MARKET INTERNALS (NYSE DATA)
The 10-day moving average of the percentage of stocks advancing (NYSE) rose to 50.6% Thursday. It was 46.9% Wednesday. A number above 50% is usually BULLISH for the markets short-term.
 
On a longer term, the 150-day moving average of advancing stocks rose to 55.4%. A value above 50% generally indicates an up-trend.  The McClellan Oscillator improved from -58 to -28 (percentage calculation method).
 
New-highs outpaced New-lows. The spread (new-highs minus new-lows) improved to +27 Thursday. (It was minus-6 Wednesday.) The 10-day moving average of the change in spread was -7. In other words, over the last 10-days, on average, the spread has decreased by 7 each day. Market Internals switched to neutral on the market.
Market Internals are a decent trend-following analysis of current market action, but should not be used alone for short term trading. They are usually right, but they are often late.  They are most useful when they diverge from the Index.  In 2014, using these internals alone would have made a 9% return vs. 13% for the S&P 500 (in on Positive, out on Negative – no shorting). 
 
LONG TERM INDICATOR
Thursday the Price was positive. Sentiment & Volume indicators were neutral.
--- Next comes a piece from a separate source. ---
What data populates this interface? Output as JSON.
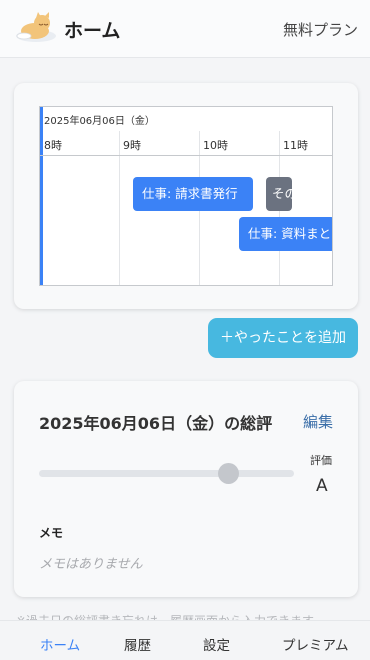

VIX was negative and the calm-before-the-storm indicator is “carry-over negative”.  Overall the long-term indicator switched to HOLD.
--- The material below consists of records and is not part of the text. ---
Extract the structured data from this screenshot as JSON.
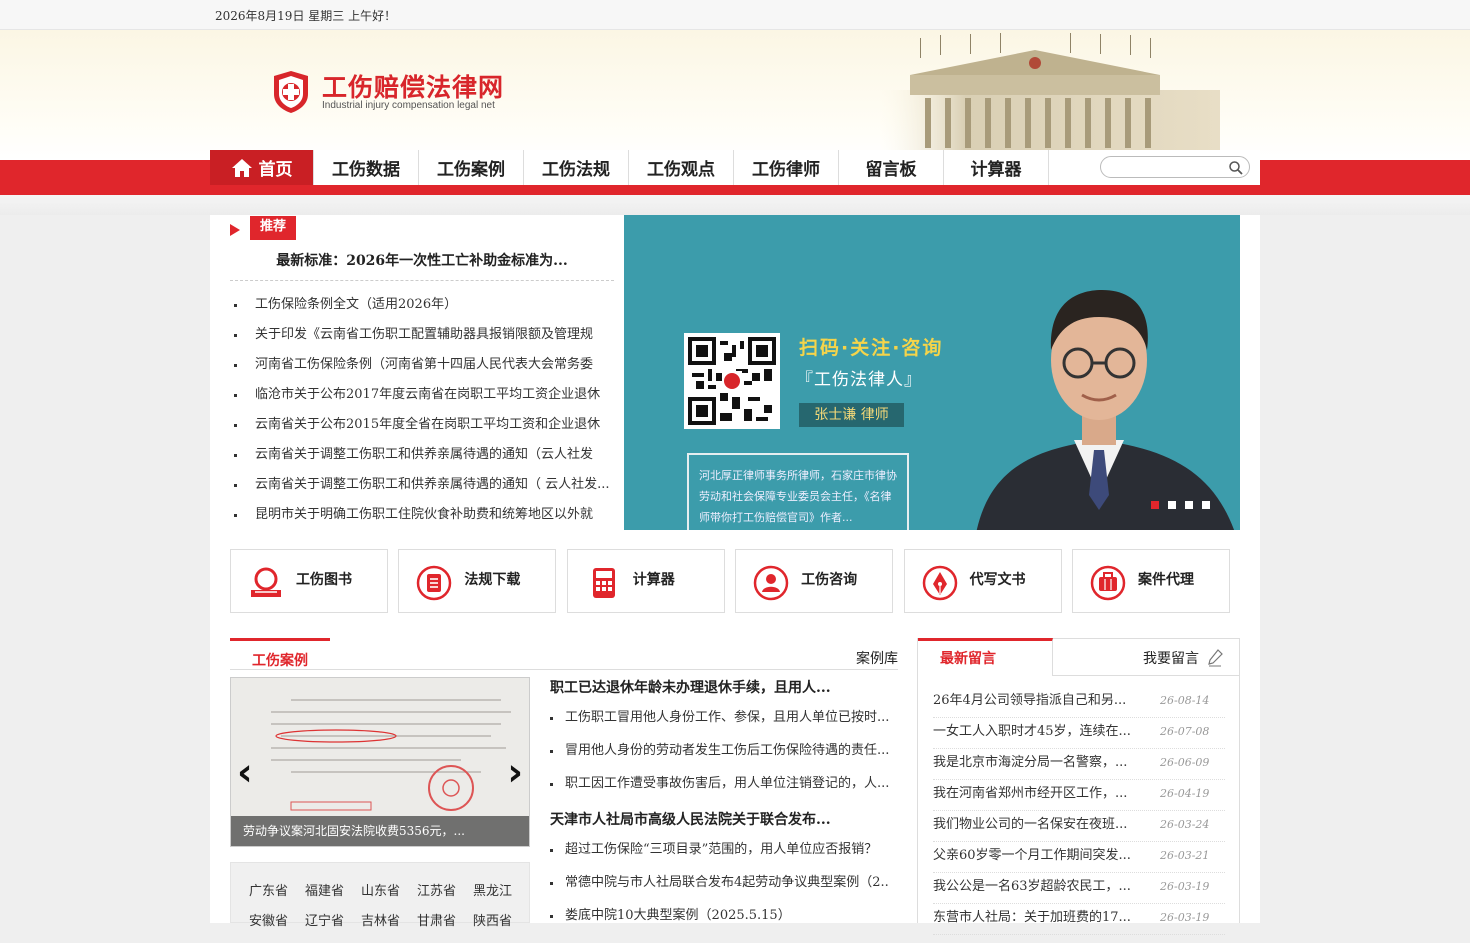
{
  "topbar": {
    "date": "2026年8月19日 星期三 上午好！"
  },
  "logo": {
    "name": "工伤赔偿法律网",
    "subtitle": "Industrial injury compensation legal net"
  },
  "nav": {
    "items": [
      "首页",
      "工伤数据",
      "工伤案例",
      "工伤法规",
      "工伤观点",
      "工伤律师",
      "留言板",
      "计算器"
    ],
    "active_index": 0
  },
  "search": {
    "placeholder": "",
    "icon": "search-icon"
  },
  "recommend": {
    "tag": "推荐",
    "headline": "最新标准：2026年一次性工亡补助金标准为...",
    "items": [
      "工伤保险条例全文（适用2026年）",
      "关于印发《云南省工伤职工配置辅助器具报销限额及管理规",
      "河南省工伤保险条例（河南省第十四届人民代表大会常务委",
      "临沧市关于公布2017年度云南省在岗职工平均工资企业退休",
      "云南省关于公布2015年度全省在岗职工平均工资和企业退休",
      "云南省关于调整工伤职工和供养亲属待遇的通知（云人社发",
      "云南省关于调整工伤职工和供养亲属待遇的通知（ 云人社发...",
      "昆明市关于明确工伤职工住院伙食补助费和统筹地区以外就"
    ]
  },
  "banner": {
    "headline": "扫码·关注·咨询",
    "account": "『工伤法律人』",
    "lawyer": "张士谦  律师",
    "bio": "河北厚正律师事务所律师，石家庄市律协劳动和社会保障专业委员会主任，《名律师带你打工伤赔偿官司》作者...",
    "slide_count": 4,
    "active_slide": 0
  },
  "services": [
    {
      "label": "工伤图书",
      "icon": "book-icon"
    },
    {
      "label": "法规下载",
      "icon": "document-icon"
    },
    {
      "label": "计算器",
      "icon": "calculator-icon"
    },
    {
      "label": "工伤咨询",
      "icon": "consult-icon"
    },
    {
      "label": "代写文书",
      "icon": "pen-icon"
    },
    {
      "label": "案件代理",
      "icon": "briefcase-icon"
    }
  ],
  "cases": {
    "tab": "工伤案例",
    "more": "案例库",
    "slide_caption": "劳动争议案河北固安法院收费5356元，...",
    "group1_title": "职工已达退休年龄未办理退休手续，且用人...",
    "group1_items": [
      "工伤职工冒用他人身份工作、参保，且用人单位已按时...",
      "冒用他人身份的劳动者发生工伤后工伤保险待遇的责任...",
      "职工因工作遭受事故伤害后，用人单位注销登记的，人..."
    ],
    "group2_title": "天津市人社局市高级人民法院关于联合发布...",
    "group2_items": [
      "超过工伤保险“三项目录”范围的，用人单位应否报销？",
      "常德中院与市人社局联合发布4起劳动争议典型案例（2...",
      "娄底中院10大典型案例（2025.5.15）"
    ],
    "provinces_row1": [
      "广东省",
      "福建省",
      "山东省",
      "江苏省",
      "黑龙江"
    ],
    "provinces_row2": [
      "安徽省",
      "辽宁省",
      "吉林省",
      "甘肃省",
      "陕西省"
    ]
  },
  "messages": {
    "tab": "最新留言",
    "more": "我要留言",
    "items": [
      {
        "title": "26年4月公司领导指派自己和另...",
        "date": "26-08-14"
      },
      {
        "title": "一女工人入职时才45岁，连续在...",
        "date": "26-07-08"
      },
      {
        "title": "我是北京市海淀分局一名警察，...",
        "date": "26-06-09"
      },
      {
        "title": "我在河南省郑州市经开区工作，...",
        "date": "26-04-19"
      },
      {
        "title": "我们物业公司的一名保安在夜班...",
        "date": "26-03-24"
      },
      {
        "title": "父亲60岁零一个月工作期间突发...",
        "date": "26-03-21"
      },
      {
        "title": "我公公是一名63岁超龄农民工，...",
        "date": "26-03-19"
      },
      {
        "title": "东营市人社局：关于加班费的17...",
        "date": "26-03-19"
      }
    ]
  },
  "colors": {
    "brand_red": "#e0262c",
    "dark_red": "#c91f24",
    "banner_teal": "#3c9cab",
    "gold_text": "#f5d44a"
  }
}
MY INVESTED STOCK POSITION:
TSP (RETIREMENT ACCOUNT – GOV EMPLOYEES) ALLOCATION
I reduced stock allocation to 30% stocks in the S&P 500 Index fund (C-Fund) Wednesday in my long-term accounts based on the Sell signal on 13 Sep. 30% invested is a good amount because in the unlikely event the index were to be cut in half, I would only lose 15%.  On the other hand, it keeps a decent amount invested should the Index reverse up.